The mortal woman went to walk to the right staircase, before pausing and turning back to give Percy a quick hug. The feeling of his mother's arms wrapping around his torso had a great burst of affection erupting in the young god's gut. He was quick to return the embrace.
"I'm proud of you." She whispered into his chest, knowing that Percy would still hear. Those words meant more to him than he could express.
"Thanks, mom." Percy dropped his face to her scalp for a long second. "Love you."
"Love you too."
With that, Sally pulled away and moved to the stairs with a little wave of her hand. Percy and Peitho watched as she ascended, pulling her hair out of its ponytail and talking to herself about taking a long shower. The sky bearer could feel the Housekeeper's gaze on the side of his face. Sure enough, when he turned around he was met by the tan woman's dark eyes.
"Can I offer any assistance this afternoon?" Peitho repeated, this time allowing some of her hidden mirth to seep into her tone and expression. Even with her hands clasped behind her back and her spine ramrod-straight, the minor god was still a good foot shorter than Percy. The height difference mattered little at that moment.
Percy went to say no, before thinking better of it and closing his mouth. For a long moment Peitho merely watched him passively as the wheels in the young god's head churned to life. She never even twitched, even as the son of Poseidon started to twist at his ring with the opposite hand. Scenes of sex and romance looked down on them from every side as Percy finally made up his mind.
"Actually?" The sky bearer let out a great, heaving breath. "I could use some help." The Housekeeper nodded, attentive. The fact that he was actually doing this was not lost on Percy, not in the slightest. "Do you . . . do you know how to plan a date?" He couldn't help how awkward he sounded.
"For My Lady, I assume?" Peitho managed to disguise only about half of the snark in her reply.
"Yes, Peitho." Percy huffed, fighting the urge to roll his eyes. He couldn't be rude when asking for help, after all. "For Aphrodite." The young god kept his face carefully smooth. He didn't doubt that the Housekeeper could see right through it, but he could hope that it was the effort that counted.

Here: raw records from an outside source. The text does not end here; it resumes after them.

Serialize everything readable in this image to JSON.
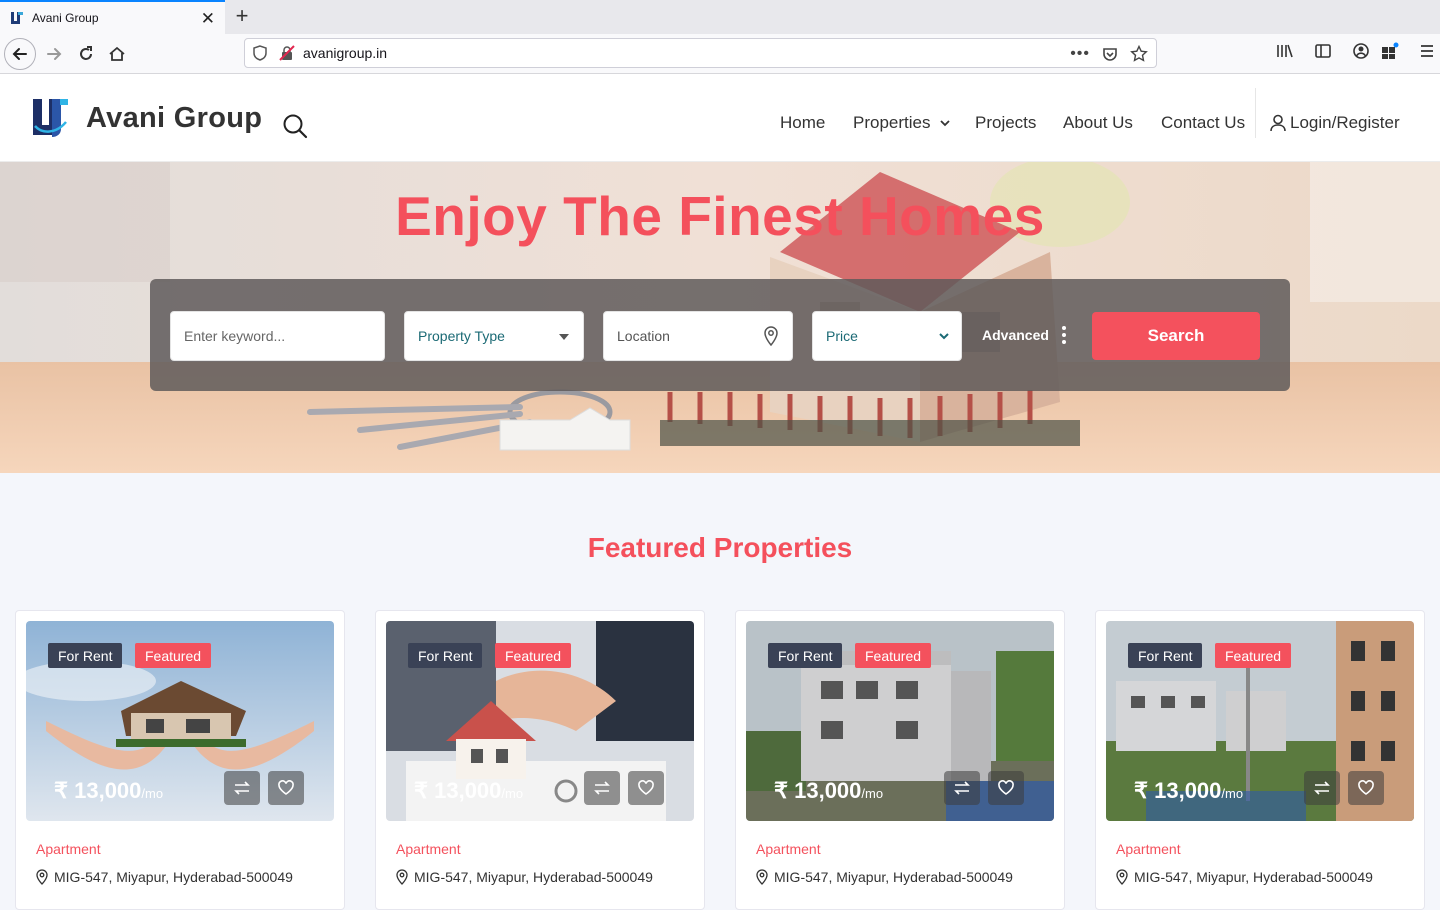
{
  "browser": {
    "tab_title": "Avani Group",
    "url": "avanigroup.in"
  },
  "header": {
    "brand": "Avani Group",
    "nav": [
      "Home",
      "Properties",
      "Projects",
      "About Us",
      "Contact Us"
    ],
    "login": "Login/Register"
  },
  "hero": {
    "title": "Enjoy The Finest Homes",
    "keyword_placeholder": "Enter keyword...",
    "property_type": "Property Type",
    "location": "Location",
    "price": "Price",
    "advanced": "Advanced",
    "search": "Search"
  },
  "featured": {
    "title": "Featured Properties",
    "cards": [
      {
        "rent": "For Rent",
        "feat": "Featured",
        "price": "₹ 13,000",
        "per": "/mo",
        "type": "Apartment",
        "address": "MIG-547, Miyapur, Hyderabad-500049"
      },
      {
        "rent": "For Rent",
        "feat": "Featured",
        "price": "₹ 13,000",
        "per": "/mo",
        "type": "Apartment",
        "address": "MIG-547, Miyapur, Hyderabad-500049"
      },
      {
        "rent": "For Rent",
        "feat": "Featured",
        "price": "₹ 13,000",
        "per": "/mo",
        "type": "Apartment",
        "address": "MIG-547, Miyapur, Hyderabad-500049"
      },
      {
        "rent": "For Rent",
        "feat": "Featured",
        "price": "₹ 13,000",
        "per": "/mo",
        "type": "Apartment",
        "address": "MIG-547, Miyapur, Hyderabad-500049"
      }
    ]
  },
  "colors": {
    "accent": "#f4515d",
    "dark_badge": "#3a4256",
    "search_panel": "#5f5a5a"
  }
}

Peitho wasn't the kind of person to sabotage whatever plans she helped him come up with for some kind of petty retribution, but it was still a good practice. Eventually he might have to ask other Olympians for assistance, and that was the sort of thing that they definitely would do if he wasn't careful. Percy could think of a dozen instances of that exact phenomenon off the top of his head. After another few breaths where Peitho scrutinized the sky bearer to the point where a mortal would have been sweating, she smiled.
"I have a few ideas, young master." Her voice was suspiciously cheerful, not surprised even in the slightest. Had her and Sally been commiserating on this? That seemed right up their alley.

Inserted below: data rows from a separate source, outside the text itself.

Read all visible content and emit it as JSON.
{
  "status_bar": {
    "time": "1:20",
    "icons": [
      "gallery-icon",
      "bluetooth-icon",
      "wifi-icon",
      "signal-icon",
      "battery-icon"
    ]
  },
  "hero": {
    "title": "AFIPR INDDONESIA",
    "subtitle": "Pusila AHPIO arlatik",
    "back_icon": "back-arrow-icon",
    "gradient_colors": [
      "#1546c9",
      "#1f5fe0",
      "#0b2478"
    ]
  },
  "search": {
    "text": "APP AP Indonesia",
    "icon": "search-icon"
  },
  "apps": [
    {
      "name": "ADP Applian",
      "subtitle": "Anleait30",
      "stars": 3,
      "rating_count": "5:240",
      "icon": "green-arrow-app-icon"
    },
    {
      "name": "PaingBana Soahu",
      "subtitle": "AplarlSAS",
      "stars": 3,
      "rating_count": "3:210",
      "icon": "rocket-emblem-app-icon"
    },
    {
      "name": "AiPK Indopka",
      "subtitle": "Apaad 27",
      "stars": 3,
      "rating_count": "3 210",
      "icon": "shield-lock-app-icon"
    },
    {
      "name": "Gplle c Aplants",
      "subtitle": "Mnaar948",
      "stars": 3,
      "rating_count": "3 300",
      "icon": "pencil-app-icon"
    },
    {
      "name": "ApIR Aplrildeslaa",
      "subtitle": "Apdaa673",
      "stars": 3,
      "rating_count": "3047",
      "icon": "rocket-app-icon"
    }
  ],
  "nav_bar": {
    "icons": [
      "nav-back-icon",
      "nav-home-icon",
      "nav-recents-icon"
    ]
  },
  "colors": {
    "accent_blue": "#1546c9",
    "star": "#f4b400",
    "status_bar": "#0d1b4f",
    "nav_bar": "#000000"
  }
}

"Thank the gods." Percy couldn't help his relieved slump.
"A bit redundant, My Lord." Peitho's voice hid a chuckle. "You'd be thanking yourself."
A huff of humor escaped before Percy could swallow it back down, and the Housekeeper's eyes gleamed. Still, he would put up with the jokes. This was all for the greater good. Peitho was more than a friend - she was also a hypervigilant servant and also a savant of all things 'Aphrodite'. She was an invaluable resource, one that Percy would need in the coming weeks and months. Still, if the first date went well enough, he'd be sure to put a 'do not disturb' sign on the doorknob.
Percy wasn't sure he'd survive if Aphrodite got interrupted a second time.